Shpendi decide di fuggire dal regime dittatoriale albanese insieme a migliaia di persone che, una volta arrivate a Brindisi, vengono smistate su tutto il territorio italiano. Si ritrova in provincia di Parma e fin da subito lavora nel settore alimentare: prima in un’impresa di formaggi, poi con i prosciutti. Fonda a Langhirano Lira Sas all’inizio degli anni Duemila, in cui oggi lavorano centinaia di dipendenti provenienti da tutto il mondo.
Shpendi ricopre inoltre la carica di presidente di Cna Agroalimentare di Parma e di Cna World Albania di Parma, il cui obiettivo è quello di fornire concrete risposte agli imprenditori e ai cittadini di origine albanese che operano sul nostro territorio.
«Fin da subito l’Italia è stata accogliente nei miei riguardi, per questo oltre al mio lavoro mi interesso a iniziative di solidarietà e propongo progetti di generosità: durante l’emergenza sanitaria ho fortemente voluto collaborare e fare squadra con alcune realtà imprenditoriali associate a Cna per raccogliere prodotti alimentari e di prima necessità da donare ai più bisognosi».
«Questa settimana ho convocato una riunione con imprenditori e sindaci della provincia per cercare di supportare le imprese che hanno subito disagi in Romagna.
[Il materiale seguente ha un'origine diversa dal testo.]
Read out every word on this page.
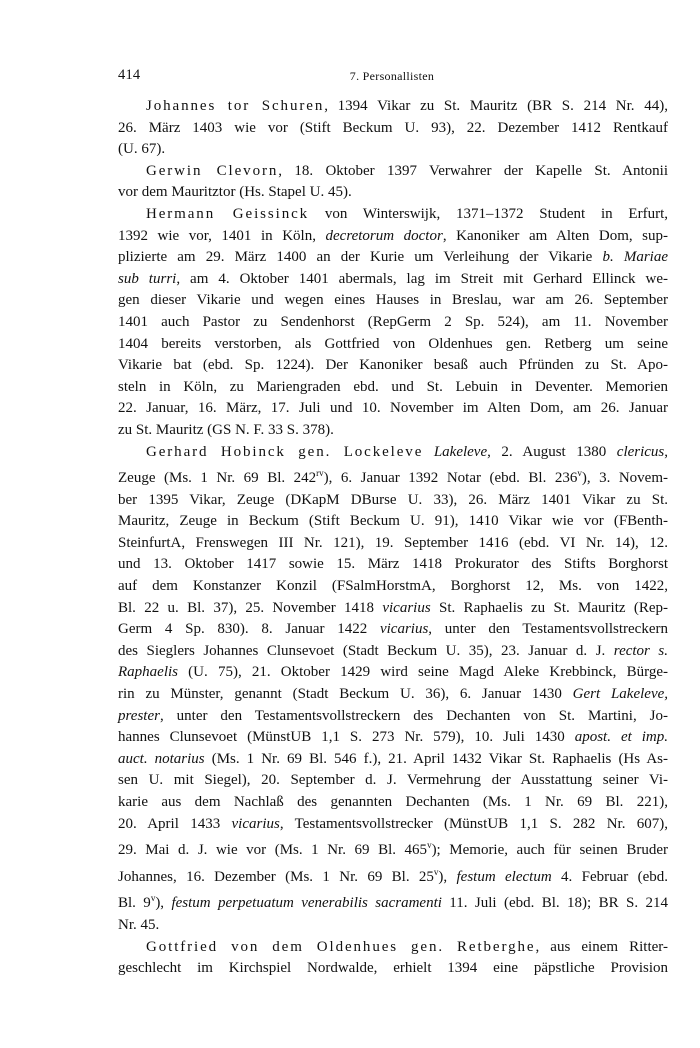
414	7. Personallisten

Johannes tor Schuren, 1394 Vikar zu St. Mauritz (BR S. 214 Nr. 44),
26. März 1403 wie vor (Stift Beckum U. 93), 22. Dezember 1412 Rentkauf
(U. 67).

Gerwin Clevorn, 18. Oktober 1397 Verwahrer der Kapelle St. Antonii
vor dem Mauritztor (Hs. Stapel U. 45).

Hermann Geissinck von Winterswijk, 1371–1372 Student in Erfurt,
1392 wie vor, 1401 in Köln, decretorum doctor, Kanoniker am Alten Dom, sup-
plizierte am 29. März 1400 an der Kurie um Verleihung der Vikarie b. Mariae
sub turri, am 4. Oktober 1401 abermals, lag im Streit mit Gerhard Ellinck we-
gen dieser Vikarie und wegen eines Hauses in Breslau, war am 26. September
1401 auch Pastor zu Sendenhorst (RepGerm 2 Sp. 524), am 11. November
1404 bereits verstorben, als Gottfried von Oldenhues gen. Retberg um seine
Vikarie bat (ebd. Sp. 1224). Der Kanoniker besaß auch Pfründen zu St. Apo-
steln in Köln, zu Mariengraden ebd. und St. Lebuin in Deventer. Memorien
22. Januar, 16. März, 17. Juli und 10. November im Alten Dom, am 26. Januar
zu St. Mauritz (GS N. F. 33 S. 378).

Gerhard Hobinck gen. Lockeleve Lakeleve, 2. August 1380 clericus,
Zeuge (Ms. 1 Nr. 69 Bl. $242^{rv}$), 6. Januar 1392 Notar (ebd. Bl. 236$^v$), 3. Novem-
ber 1395 Vikar, Zeuge (DKapM DBurse U. 33), 26. März 1401 Vikar zu St.
Mauritz, Zeuge in Beckum (Stift Beckum U. 91), 1410 Vikar wie vor (FBenth-
SteinfurtA, Frenswegen III Nr. 121), 19. September 1416 (ebd. VI Nr. 14), 12.
und 13. Oktober 1417 sowie 15. März 1418 Prokurator des Stifts Borghorst
auf dem Konstanzer Konzil (FSalmHorstmA, Borghorst 12, Ms. von 1422,
Bl. 22 u. Bl. 37), 25. November 1418 vicarius St. Raphaelis zu St. Mauritz (Rep-
Germ 4 Sp. 830). 8. Januar 1422 vicarius, unter den Testamentsvollstreckern
des Sieglers Johannes Clunsevoet (Stadt Beckum U. 35), 23. Januar d. J. rector s.
Raphaelis (U. 75), 21. Oktober 1429 wird seine Magd Aleke Krebbinck, Bürge-
rin zu Münster, genannt (Stadt Beckum U. 36), 6. Januar 1430 Gert Lakeleve,
prester, unter den Testamentsvollstreckern des Dechanten von St. Martini, Jo-
hannes Clunsevoet (MünstUB 1,1 S. 273 Nr. 579), 10. Juli 1430 apost. et imp.
auct. notarius (Ms. 1 Nr. 69 Bl. 546 f.), 21. April 1432 Vikar St. Raphaelis (Hs As-
sen U. mit Siegel), 20. September d. J. Vermehrung der Ausstattung seiner Vi-
karie aus dem Nachlaß des genannten Dechanten (Ms. 1 Nr. 69 Bl. 221),
20. April 1433 vicarius, Testamentsvollstrecker (MünstUB 1,1 S. 282 Nr. 607),
29. Mai d. J. wie vor (Ms. 1 Nr. 69 Bl. 465$^v$); Memorie, auch für seinen Bruder
Johannes, 16. Dezember (Ms. 1 Nr. 69 Bl. 25$^v$), festum electum 4. Februar (ebd.
Bl. 9$^v$), festum perpetuatum venerabilis sacramenti 11. Juli (ebd. Bl. 18); BR S. 214
Nr. 45.

Gottfried von dem Oldenhues gen. Retberghe, aus einem Ritter-
geschlecht im Kirchspiel Nordwalde, erhielt 1394 eine päpstliche Provision
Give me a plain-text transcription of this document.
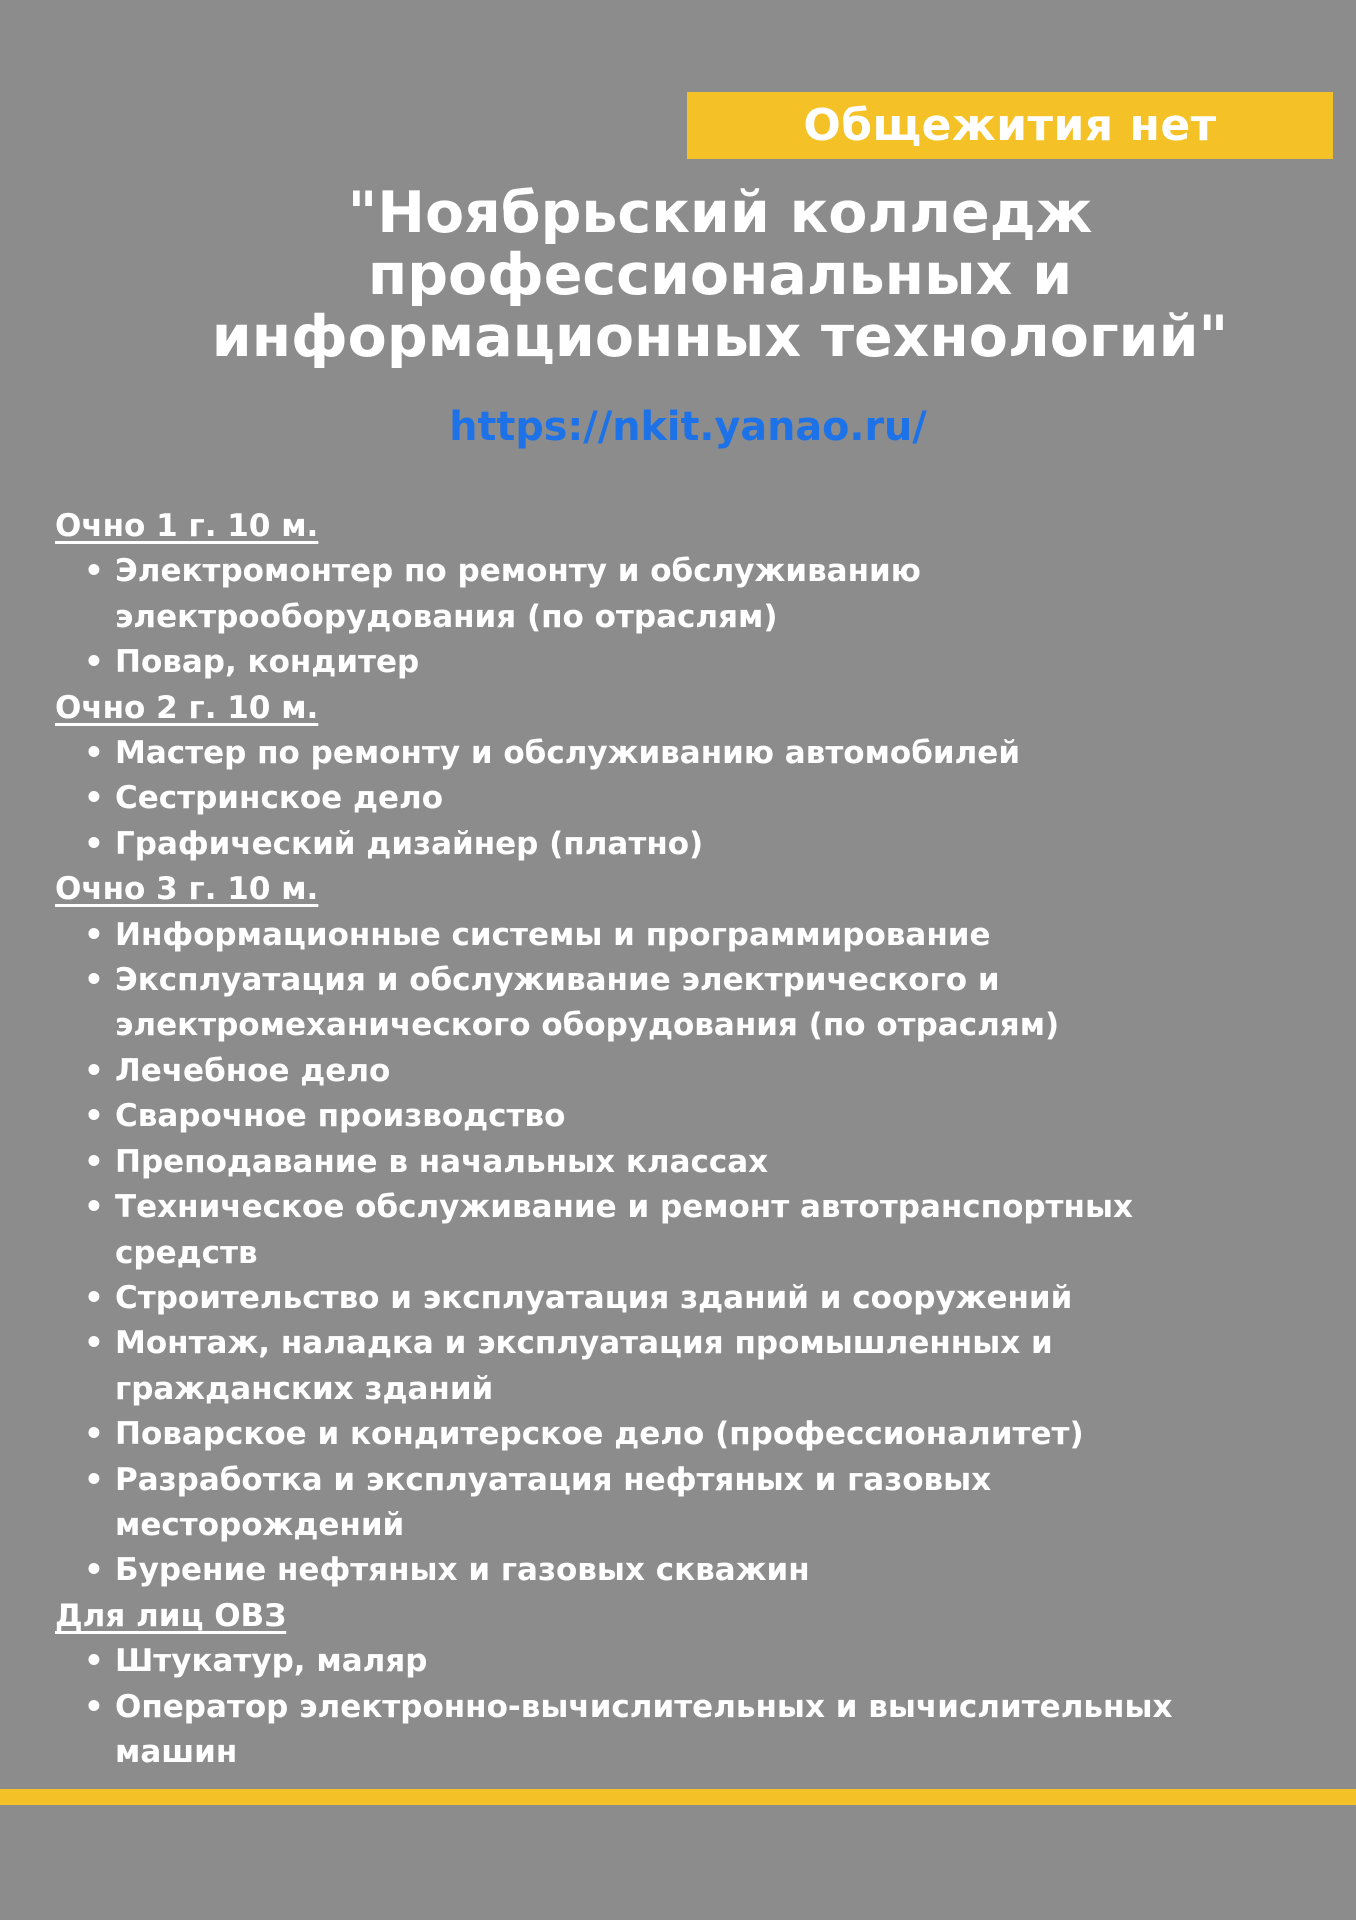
Общежития нет
"Ноябрьский колледж
профессиональных и
информационных технологий"
https://nkit.yanao.ru/
Очно 1 г. 10 м.
• Электромонтер по ремонту и обслуживанию
электрооборудования (по отраслям)
• Повар, кондитер
Очно 2 г. 10 м.
• Мастер по ремонту и обслуживанию автомобилей
• Сестринское дело
• Графический дизайнер (платно)
Очно 3 г. 10 м.
• Информационные системы и программирование
• Эксплуатация и обслуживание электрического и
электромеханического оборудования (по отраслям)
• Лечебное дело
• Сварочное производство
• Преподавание в начальных классах
• Техническое обслуживание и ремонт автотранспортных
средств
• Строительство и эксплуатация зданий и сооружений
• Монтаж, наладка и эксплуатация промышленных и
гражданских зданий
• Поварское и кондитерское дело (профессионалитет)
• Разработка и эксплуатация нефтяных и газовых
месторождений
• Бурение нефтяных и газовых скважин
Для лиц ОВЗ
• Штукатур, маляр
• Оператор электронно-вычислительных и вычислительных
машин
Ho intenzione di salvare i miei colleghi imprenditori, sostituirli temporaneamente e fare in modo che non perdano il lavoro o i clienti. Se hanno il capannone allagato, possiamo portare avanti i loro lavori con costi molto bassi, quasi pari a zero. Certo, noi ci perderemo, ma in questo momento è importante restare uniti, salvare le imprese e dimenticare che si tratta della nostra concorrenza. Questo compito non spetta allo Stato e alla Protezione Civile, ma a noi imprenditori. Italiani e stranieri».